Patch: Add #pragma ivdep support to the ME and C FE

Wed Oct 16 14:58:00 GMT 2013

Frederic Riss wrote:
> Just one question. You describe the pragma in the doco patch as:
>
> +This pragma tells the compiler that the immediately following @code{for}
> +loop can be executed in any loop index order without affecting the result.
> +The pragma aids optimization and in particular vectorization as the
> +compiler can then assume a vectorization safelen of infinity.
>
> I'm not a specialist, but I was always told that the 'original'
> meaning of ivdep (which I believe was introduced by Cray), was that
> the compiler could assume that there are only forward dependencies in
> the loop, but not that it can be executed in any order.

The nice thing about #pragma ivdep is that there is no real standard. And
the explanation of the different vendors is also not completely clear.

Some overview about this is given in the following file on pages 13-14 for
Cray Reaseach PVP, MIPSPRO & Open64, Intel ICC, Multiflow
http://sysrun.haifa.il.ibm.com/hrl/greps2007/papers/GREPS2007-Benoit.pdf

That's summerized as:
- vector: ignore lexical upward dependencies (Cray PVP, Intel ICC)
- parallel: ignore loop-carried dependencies (MIPSPRO, Open64)
- liberal: ignore loop-variant dependencies (Multiflow)

The quotes for Cray and Intel are below.

Cray: http://docs.cray.com/books/004-2179-001/html-004-2179-001/brtlrwh.html#EKZ5MRWH
"The ivdep directive tells the compiler to ignore vector dependencies for
 the loop immediately following the directive. Conditions other than vector
 dependencies can inhibit vectorization. If these conditions are satisfactory,
 the loop vectorizes. This directive is useful for some loops that contain
 pointers and indirect addressing. The format of this directive is as follows:
 #pragma _CRI ivdep"

Intel: http://software.intel.com/sites/products/documentation/doclib/iss/2013/compiler/cpp-lin/GUID-B25ABCC2-BE6F-4599-AEDF-2434F4676E1B.htm
"The ivdep pragma instructs the compiler to ignore assumed vector dependencies.
 To ensure correct code, the compiler treats an assumed dependence as a proven
 dependence, which prevents vectorization. This pragma overrides that decision.
 Use this pragma only when you know that the assumed loop dependencies are safe
 to ignore."

> The Intel docs give this example:
...
> Given your description, this loop wouldn't be a candidate for ivdep,
> as reversing the loop index order changes the semantics. I believe
> that the way you interpret it (ie. setting vectorization safe length
> to INT_MAX) is correct with respect to this other definition, though.
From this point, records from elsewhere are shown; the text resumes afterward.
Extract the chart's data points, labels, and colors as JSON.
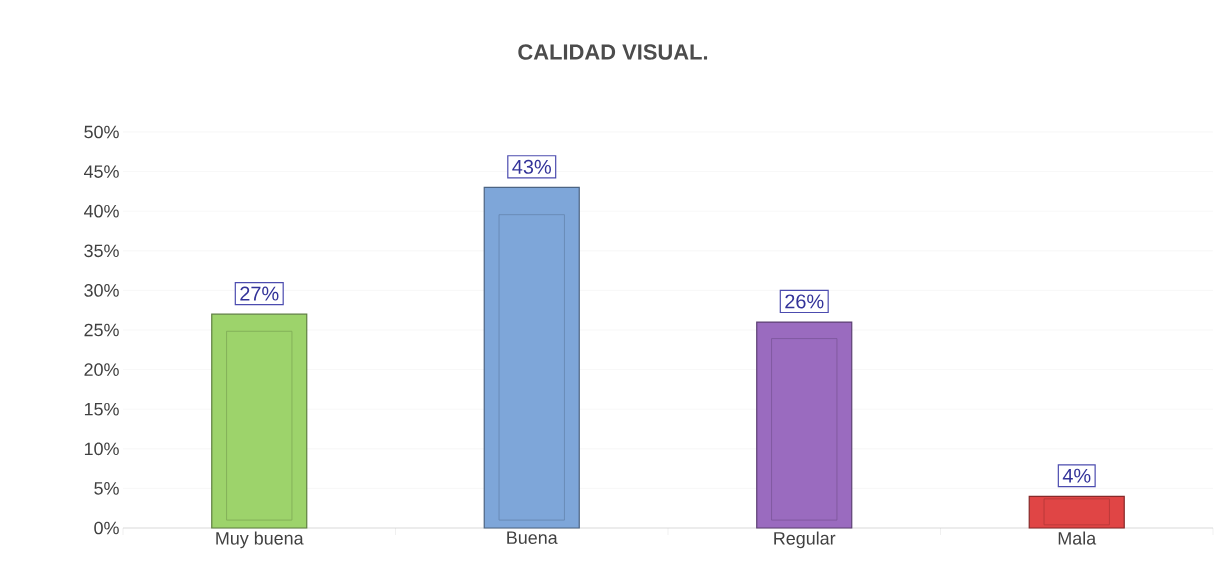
{
  "chart_data": {
    "type": "bar",
    "title": "CALIDAD VISUAL.",
    "categories": [
      "Muy buena",
      "Buena",
      "Regular",
      "Mala"
    ],
    "values": [
      27,
      43,
      26,
      4
    ],
    "value_labels": [
      "27%",
      "43%",
      "26%",
      "4%"
    ],
    "colors": [
      "#9dd36b",
      "#7ea6d9",
      "#9a6bbf",
      "#e04545"
    ],
    "ylim": [
      0,
      50
    ],
    "yticks": [
      {
        "value": 0,
        "label": "0%"
      },
      {
        "value": 5,
        "label": "5%"
      },
      {
        "value": 10,
        "label": "10%"
      },
      {
        "value": 15,
        "label": "15%"
      },
      {
        "value": 20,
        "label": "20%"
      },
      {
        "value": 25,
        "label": "25%"
      },
      {
        "value": 30,
        "label": "30%"
      },
      {
        "value": 35,
        "label": "35%"
      },
      {
        "value": 40,
        "label": "40%"
      },
      {
        "value": 45,
        "label": "45%"
      },
      {
        "value": 50,
        "label": "50%"
      }
    ],
    "grid": "y"
  }
}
Do you have a suggestion for a better wording? My idea was to interpret
this part similar to OpenMP's simd with safelen=infinity. (Actually, I
believe loop->safelen was added for OpenMPv4's and/or Cilk Plus's "simd".)

OpenMPv4.0, http://www.openmp.org/mp-documents/OpenMP4.0.0.pdf , states
for this (excerpt from page 70):
"A SIMD loop has logical iterations numbered 0, 1,...,N-1 where N is the
number of loop iterations, and the logical numbering denotes the sequence
in which the iterations would be executed if the associated loop(s) were
executed with no SIMD instructions. If the safelen clause is used then no
two iterations executed concurrently with SIMD instructions can have a
greater distance in the logical iteration space than its value. The
parameter of the safelen clause must be a constant positive integer
expression. The number of iterations that are executed concurrently at
any given time is implementation defined. Each concurrent iteration will
be executed by a different SIMD lane. Each set of concurrent iterations
is a SIMD chunk."

> Oh, and are there any plans to maintain this information in some way
> till the back-end? Software pipelining could be another huge winner
> for that kind of dependency analysis simplification.

I don't know until when loop->safelen is kept. As it is late in the
middle-end, providing the backend with this information should be
simple.

Tobias